(AciDification effects of AGgregation In the Ocean)

ADAGIO is a joint U.S.-German study of the effects of ocean acidification on particle aggregation. The project is funded by the National Science Foundation Chemical Oceanography Program. It is directed by Cindy Lee of the School of Marine and Atmospheric Science (SoMAS) at Stony Brook University in Stony Brook, New York, and Anja Engel of the Helmholtz-Zentrum für Ozeanforschung Kiel (GEOMAR), Germany, and SoMAS. Two experiments make up the bulk of ADAGIO work:

2010 Chemostat Experiment 2011 Mesocosm Experiment

Large-scale changes in surface ocean chemical equilibrium and elemental cycling are occurring due to ocean acidification. The ocean is the largest global sink for anthropogenic CO2, and as the CO2 inventory of the surface ocean increases due to enhanced uptake from the atmosphere, the pH of seawater decreases. This relative acidification of the surface ocean is expected to intensify in the future. By the year 2300 a further decrease in surface ocean pH of 0.7 units is expected, which will exceed anything experienced in the past 300,000 yr of earth history. CO2-related changes in the carbonate chemistry of the ocean affect biological processes like photosynthesis and calcification.

Cells of the coccolithophore Emiliania huxleyi. Fully calcified cells grown at present day CO2 (a), and cells showing reduced and absent calcification at 1400 ppm CO2 (b). Aggregates formed from calcifying E. huxleyi (c) differ in size and settling velocity from those of non-calcifying cells (d). Pictures: A. Engel; Engel et al. (2009a)

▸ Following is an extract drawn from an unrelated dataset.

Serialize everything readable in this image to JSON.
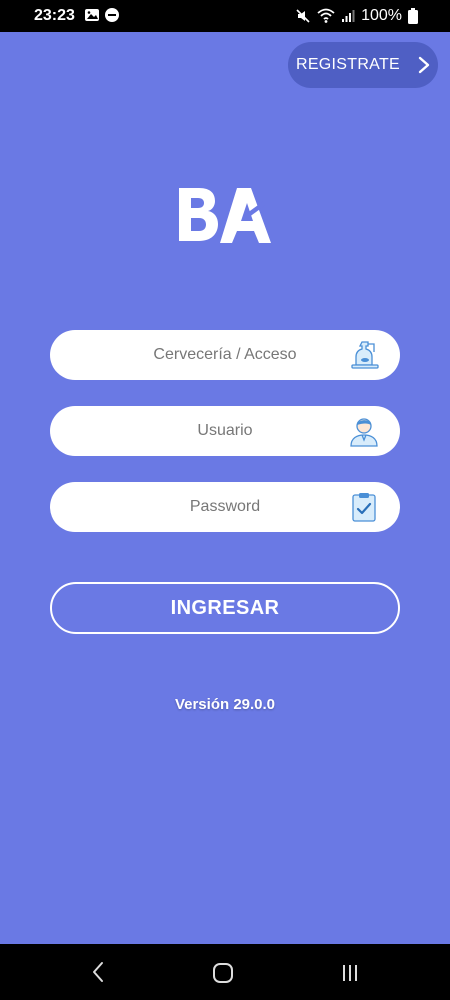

Calcifying phytoplankton species are thus likely to be particularly sensitive to changes in CO2 concentration. Biominerals (especially CaCO3) play an important role in exporting organic matter (OM) to the deep ocean.  Minerals in association with OM act as ballast, thereby increasing OM sinking rate and hence the depth to which OM is exported. Biominerals affect the rate of formation and properties of aggregates and can delay their microbial degradation. Aggregates play a pivotal role in organic matter cycling and export, as they mediate vertical mass fluxes and elemental cycling in the ocean.  Aggregation processes in the ocean range over a wide size spectrum, cascading from the nano scale up to the size of fast settling marine snow, primarily by the process of gel particle formation from organic polymers. In general, the reactivity and rigidity of a gel depends on its molecular composition and on the type of binding and interactions between the individual polymer chains. Gel particle formation is likely to become affected by ocean acidification due to changes in the reactivity and production rate of organic polymers. The ADAGIO project will investigate some of the mechanisms of aggregation of marine particles that specifically relate to organic matter-ballast mineral interactions and their sensitivity to ocean acidification. Our intention is to understand the mechanisms but also consider the properties of aggregation that might most result in alterations of sedimentation and export in the future ocean. Three hypotheses will be tested:

  1. Gel particles enhance aggregate formation. The production of gel particles is sensitive to ocean acidification.
  2. Biomineral ballast (particularly calcium carbonate) is an important factor in carbon export in the ocean. Lower pH will decrease ballast-particle interactions and consequently export.
  3. In addition to carbohydrates, gel particles also include proteins and lipids that will affect rate and mechanisms of organic matter aggregation in the ocean. Changes in the composition of gel particles in seawater are expected at different pH levels.

Schematic view of the potential effects of future seawater CO2 concentrations on the formation of TEP and subsequent enhancement of export fluxes by increased aggregate formation. Figure: Arrigo (2007).